The highlight of the trip should have happened on Wednesday, the planned SC3 - EDF tunnel through trip - one of the worlds classic through trips. But to preserve Anglo-Dutch relations we had to bow to political pressure and not attempt the trip. (Less said - the better). However the Red Rose remained keen and undertook to see as much of the cave as possible. We strolled up to the plateau and went to have a look at the Tete Sauvage. Here we met a group of Spanish speleos about to descend. Pete ranted away in Spanish to them and we wished them well on their traverse, before carrying on up to the SC3.

The four of us made a rapid descent of the pot which gets better the further down you get. The last pitch "Liberty Bell" provides a classic 54m free hang. At the bottom I had to go off briefly to be "ill" before we sped off through the cave. The way was well marked and the caving easy, gradually increasing in size until the monumental proportions of La Salle Susse was reached.
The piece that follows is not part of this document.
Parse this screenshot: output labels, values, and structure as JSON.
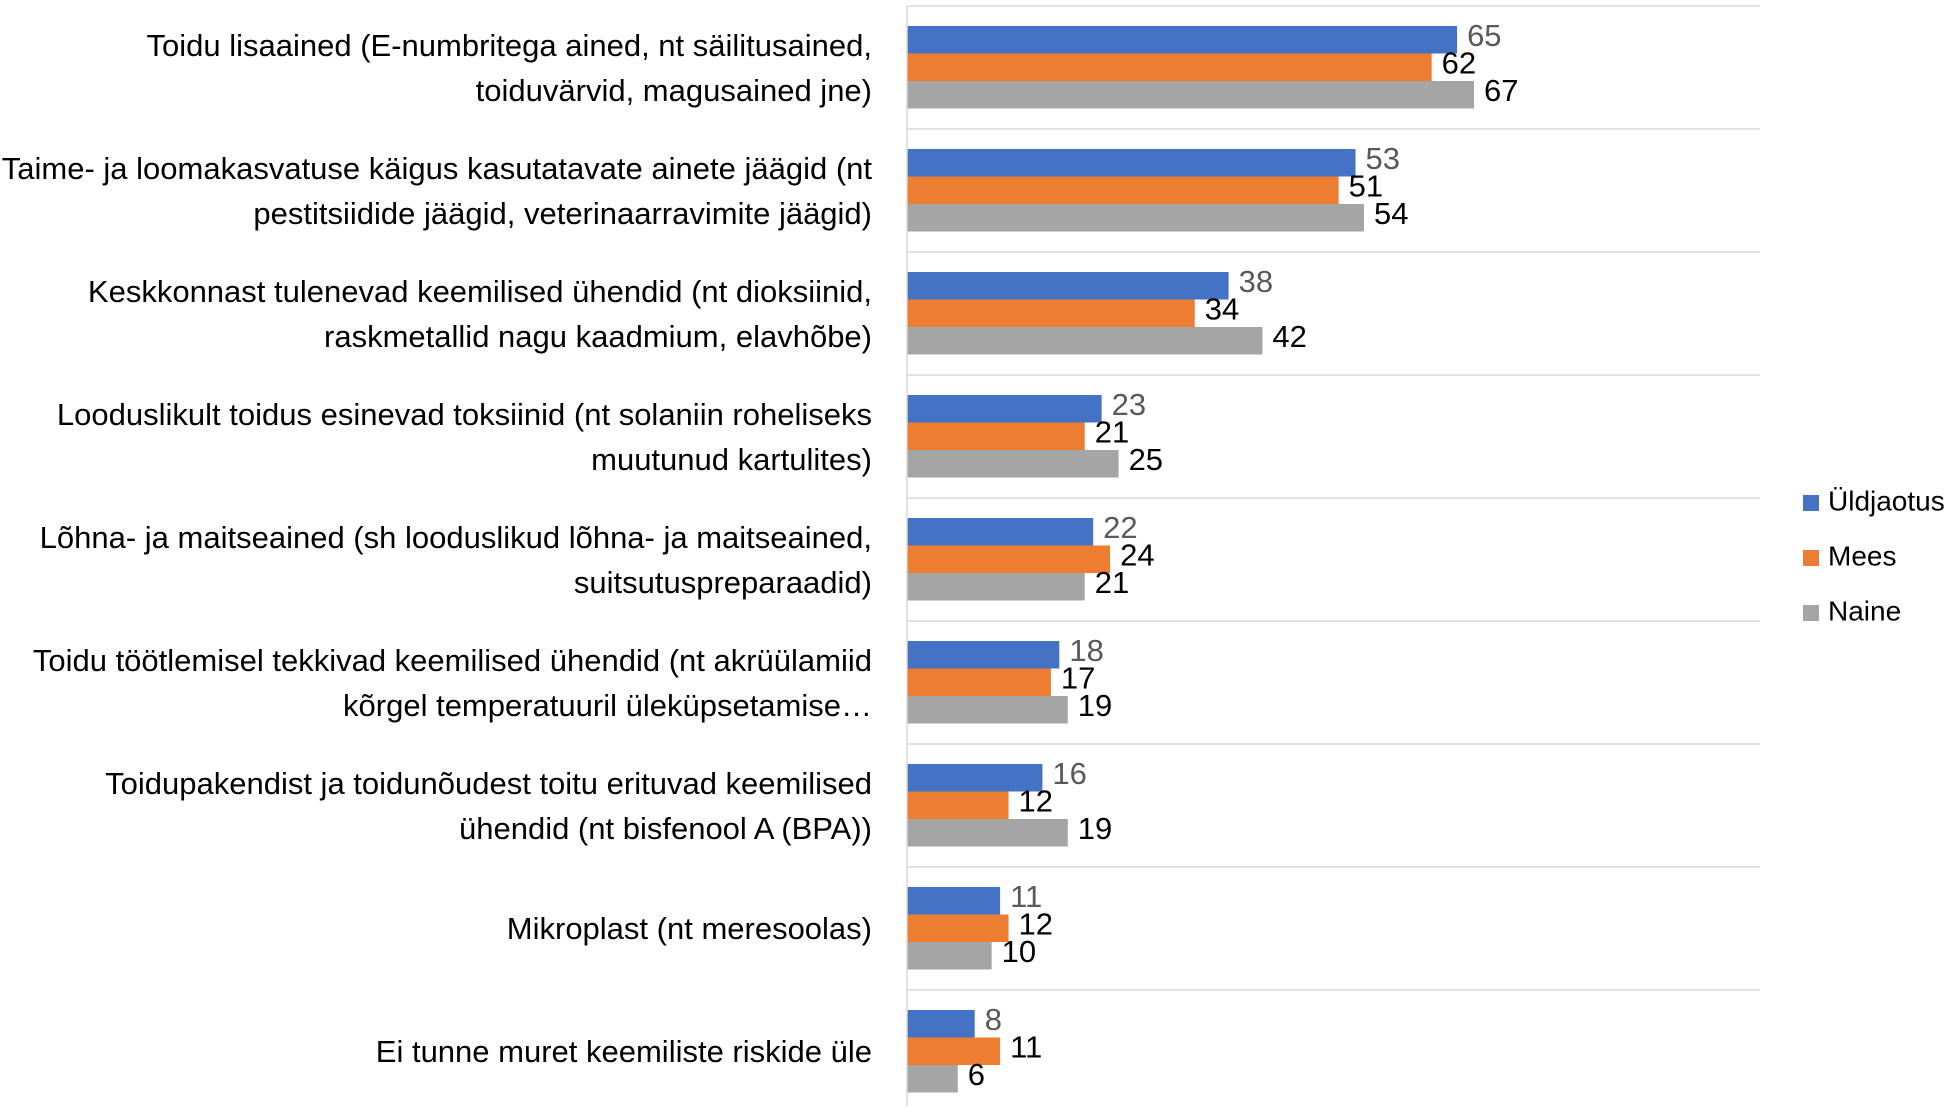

We pushed on downstream until the Grand Canyon was reached. True to our word we did one of the hardest things I have ever done underground - turn back. (The way on was open and inviting - the traverse was in the bag - we reckon that a time of 8-9 hours would have been probable.) But promises were promises, so off we set back upstream.

15 minutes later we met the Spanish Party that we saw at the Tete Sauvage still descending the cave. They were quite surprised to see us making an exit and Pete arranged for us to detackle the Tete Sauvage for them. This entrance was definitely less pleasant than the SC3, a duck, the tight Meandre de Torture and lots of wobbly scaffold "pidgeon poles" didn't endear the cave to me. But we were soon back in camp for the most disgusting meal I have had in a long time - Spinach and Sardines, specially selected by Miss Ramwell.

Thursday - no rest for the wicked. The hardened RRCPC team set off to achieve something. A descent of the Gouffre Lonne Peyret (-717M). The entrance series was rapidly plummeted on some rather thin 9mm and at -317m the proper caving began. Huge galleries were traversed with lots of boulder hopping and climbing. After about 45 minutes the party split and Pete Hall and I set off on a dash to the bottom. Whilst Johnny and Carmel continued at a more reasonable pace.

A few in situ ropes were handy on some free climbs and before long the Embarcadere (a lake at 500m) was reached. Here we had to strip off furrys and don wetsuits as a large stream was now followed through lots of canals, lakes, cascades and steeply dipping (30 degrees) streamways with a sandstone floor - Superb sporting caving. A pitch that was described as R6 "may need a rope" was a serious 10m pitch that needed rigging from hard-to-find bolts on the right hand wall looking downstream. By 5pm we were very nearly at the bottom, but disaster struck - we lost the way and spent the best part of an hour looking for the way on. Eventually we sorted it out and the Salle Styx (the bottom) was finally reached at 6pm. It was an immense chamber not dissimilar to the Verna and, with the bottom ticked, the long exit began - no easy way out here.

We had arranged for a Dutch team to meet us at the entrance series at 7pm which was obviously not on the cards so we just moved as fast as we could. Pete had to scrounge some unused carbide from my generator as all the food and bide were stashed further up the cave. Putting wet furrys back on was definitely unpleasant and we stumbled back to the entrance series at about 10pm - completely wasted.

Carmel and Johnny had left us the most gorgeous Nestle Milk (Rocket fuel!) and we heard shouts from above - the Dutch had waited - (Stars!). The slow prussik out began. The pot was soon detackled thanks to the Dutch teams help (as there was no way we could have done it ourselves). Eventually a weary team plodded back to the car, camp and tea!

The best bit was yet to come - Pete Hall sitting up in the tent struggling to zip his pit up. "What are you doing Pete?" "It's hard zipping this bag up when your knackered!" What a trip! Do It.